Tot slot willen we hier het volgende aan toevoegen.

  • De pagina-indeling van de originele tekst is, net als in de diplomatische editie, aangehouden. Echter, de slotregels van de pagina’s zijn tussen haken uitgevuld met de erop volgende tekst.
  • Er is geen enkele diplomatische notitie toegevoegd. Dit is een kritische editie van de tekst, met als voornaamste doel een duidelijk leesbare tekst te creëren. De focus ligt daarom op de inhoud van de tekst. Voor enig commentaar met betrekking tot bijzonderheden van het manuscript verwijzen we naar de diplomatische editie in de scriptie van Jojanneke Hulsker.
  • Er zullen woordverklaringen worden gegeven, als dit nodig is voor een juist begrip van de tekst. Deze woordverklaringen zijn grotendeels ontleend aan het Middelnederlands Woordenboek. De verklaring wordt éénmaal gegeven, wanneer het onbekende woord voor het eerst voorkomt in de tekst.
  • In het geval dat dit het tekstbegrip kan verduidelijken, zal er in de annotatie vergeleken worden met een overeenkomstige passage uit de paralleltekst Kopenhagen GKS 1657. Deze is uitgegeven door B. Kusche. Dit zal op de volgende manier gedaan worden: GKS 1657 (pagina, regelnummer).

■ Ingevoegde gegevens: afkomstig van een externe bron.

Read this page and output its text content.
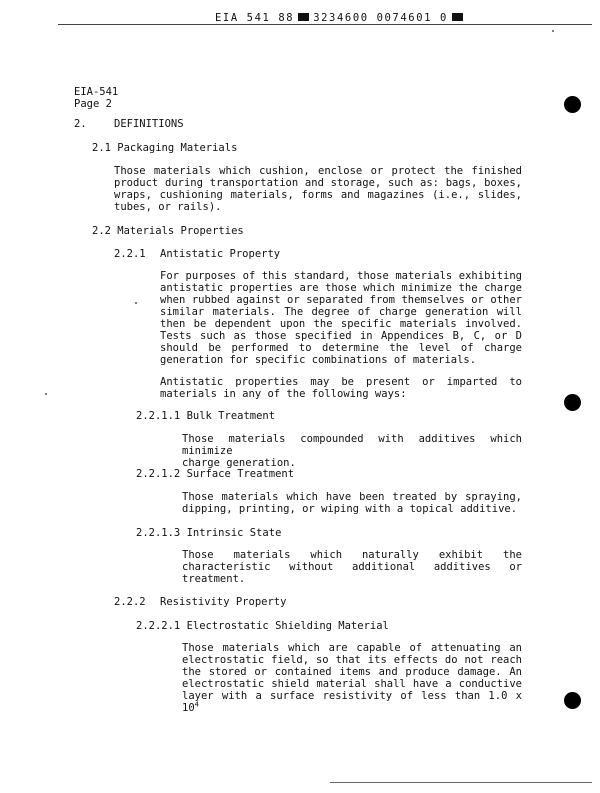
EIA 541 88 3234600 0074601 0
EIA-541
Page 2
2.	DEFINITIONS
2.1 Packaging Materials
Those materials which cushion, enclose or protect the finished
product during transportation and storage, such as: bags, boxes,
wraps, cushioning materials, forms and magazines (i.e., slides,
tubes, or rails).
2.2 Materials Properties
2.2.1 Antistatic Property
For purposes of this standard, those materials exhibiting
antistatic properties are those which minimize the charge
when rubbed against or separated from themselves or other
similar materials. The degree of charge generation will
then be dependent upon the specific materials involved.
Tests such as those specified in Appendices B, C, or D
should be performed to determine the level of charge
generation for specific combinations of materials.
Antistatic properties may be present or imparted to
materials in any of the following ways:
2.2.1.1 Bulk Treatment
Those materials compounded with additives which minimize
charge generation.
2.2.1.2 Surface Treatment
Those materials which have been treated by spraying,
dipping, printing, or wiping with a topical additive.
2.2.1.3 Intrinsic State
Those materials which naturally exhibit the
characteristic without additional additives or
treatment.
2.2.2 Resistivity Property
2.2.2.1 Electrostatic Shielding Material
Those materials which are capable of attenuating an
electrostatic field, so that its effects do not reach
the stored or contained items and produce damage. An
electrostatic shield material shall have a conductive
layer with a surface resistivity of less than 1.0 x
$10^4$
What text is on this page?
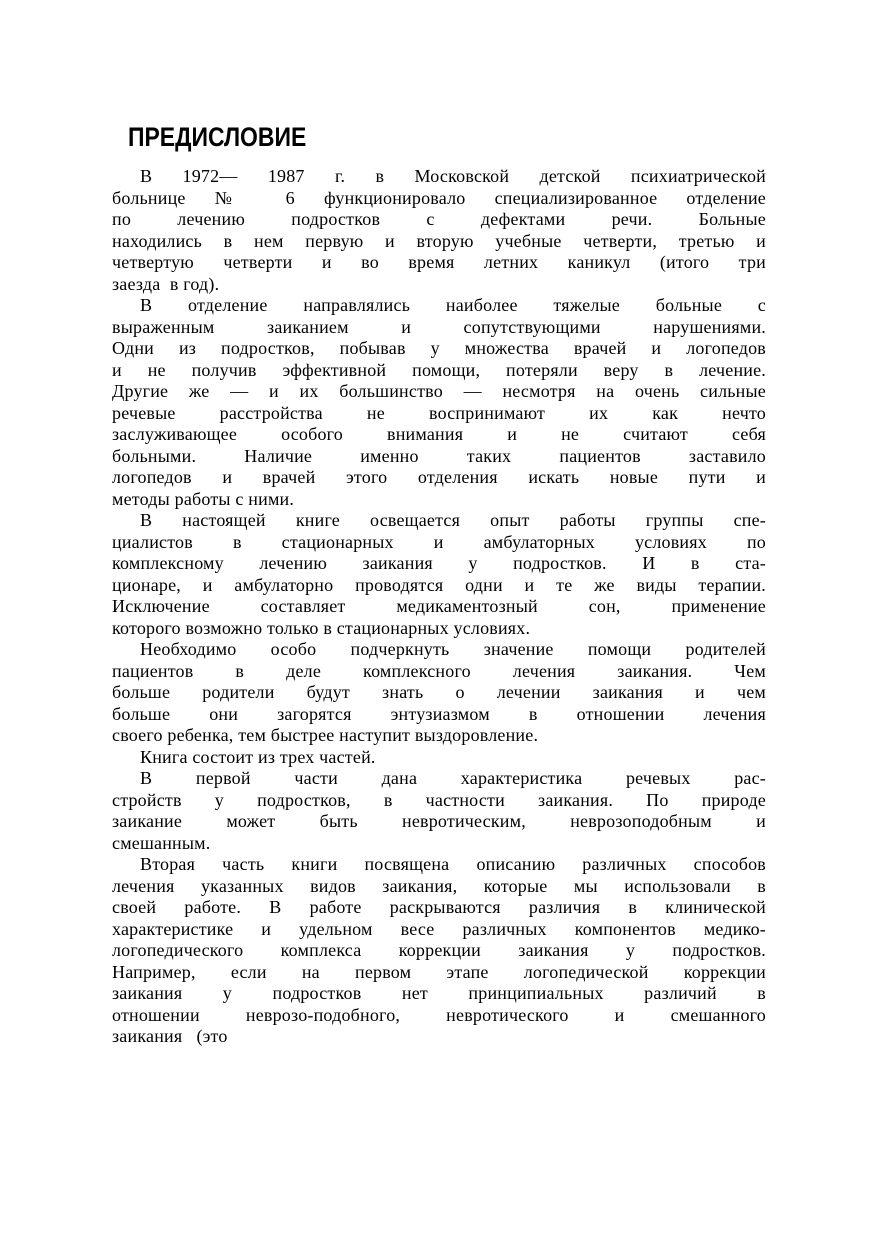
ПРЕДИСЛОВИЕ
В 1972— 1987 г. в Московской детской психиатрической
больнице № 6 функционировало специализированное отделение
по лечению подростков с дефектами речи. Больные
находились в нем первую и вторую учебные четверти, третью и
четвертую четверти и во время летних каникул (итого три
заезда  в год).
В отделение направлялись наиболее тяжелые больные с
выраженным заиканием и сопутствующими нарушениями.
Одни из подростков, побывав у множества врачей и логопедов
и не получив эффективной помощи, потеряли веру в лечение.
Другие же — и их большинство — несмотря на очень сильные
речевые расстройства не воспринимают их как нечто
заслуживающее особого внимания и не считают себя
больными. Наличие именно таких пациентов заставило
логопедов и врачей этого отделения искать новые пути и
методы работы с ними.
В настоящей книге освещается опыт работы группы спе-
циалистов в стационарных и амбулаторных условиях по
комплексному лечению заикания у подростков. И в ста-
ционаре, и амбулаторно проводятся одни и те же виды терапии.
Исключение составляет медикаментозный сон, применение
которого возможно только в стационарных условиях.
Необходимо особо подчеркнуть значение помощи родителей
пациентов в деле комплексного лечения заикания. Чем
больше родители будут знать о лечении заикания и чем
больше они загорятся энтузиазмом в отношении лечения
своего ребенка, тем быстрее наступит выздоровление.
Книга состоит из трех частей.
В первой части дана характеристика речевых рас-
стройств у подростков, в частности заикания. По природе
заикание может быть невротическим, неврозоподобным и
смешанным.
Вторая часть книги посвящена описанию различных способов
лечения указанных видов заикания, которые мы использовали в
своей работе. В работе раскрываются различия в клинической
характеристике и удельном весе различных компонентов медико-
логопедического комплекса коррекции заикания у подростков.
Например, если на первом этапе логопедической коррекции
заикания у подростков нет принципиальных различий в
отношении неврозо-подобного, невротического и смешанного
заикания   (это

Een andere paralleltekst waarnaar ook verwezen kan worden is Hamburg Cod.Med. 798. Deze is nog niet in editie verkrijgbaar en er zal daarom verwezen worden naar het manuscript zelf. Dit zal op de volgende manier gedaan worden: Cod.Med. 798 (pagina, regelnummer). Bij een vergelijking met de Latijnse Trotula tekst, zal gebruik worden gemaakt van de editie van M. Green. Hier zal op de volgende wijze naar verwezen worden: MS D.II.17 (paragraaf), gevolgd door zowel het Latijnse woord als de Engelse vertaling. Voor uitleg van maten en gewichten is gebruik gemaakt van de inleiding bij De Grabadin van Pseudo-Mesues, door L.J. VandeWiele. Hiernaar wordt verwezen met: (VandeWiele 1962: pagina).
  • Wanneer kruiden genoemd worden, hebben we getracht de correcte hedendaagse benaming in de annotatie op te nemen. De middeleeuwse kruidenwereld is echter moeilijk te reconstrueren, zelfs voor ingewijden. We waarschuwen de lezer dan ook hier in de editie kritisch mee om te gaan. We hebben de volgende bronnen gebruikt bij het interpreteren van kruidennamen:
    • Daems, W.F., ‘Van kersepitten en witte laurierbladeren. Notities bij een recente tekstuitgave,’ in Tijdschrift voor Nederlandse Taal- en Letterkunde 100 (1984), pp. 151-153.
    • Green, M., The Trotula: A Medieval Compendium of Women’s Medicine. Philadelphia, 2001.
    • Braekman, W.L., Middelnederlandse geneeskundige recepten. Gent, 1970. Via DBNL.
  • Kusche, B., Frauenaufklärung im spätmittelalter. Eine philologisch-medizinhistorische Untersuchung und Edition des gynäkologisch-obstetrischen G KS. 1657 Kopenhagen. Stockholm, 1990.
  • Meijden, R. van der, Heukels’ Flora van Nederland. Groningen, 1996.
  • Heukels, H., Woordenboek der Nederlandsche volksnamen van planten. Opnieuw uitg. met een inl. van H.J.T.M. Brok. Utrecht, 1987.
  • VandeWiele, L.J., De Grabadin van Pseudo-Mesues. Gent, 1962.
  • Verwijs, E. en J. Verdam, Middelnederlandsch Woordenboek. Den Haag, 1885-1929.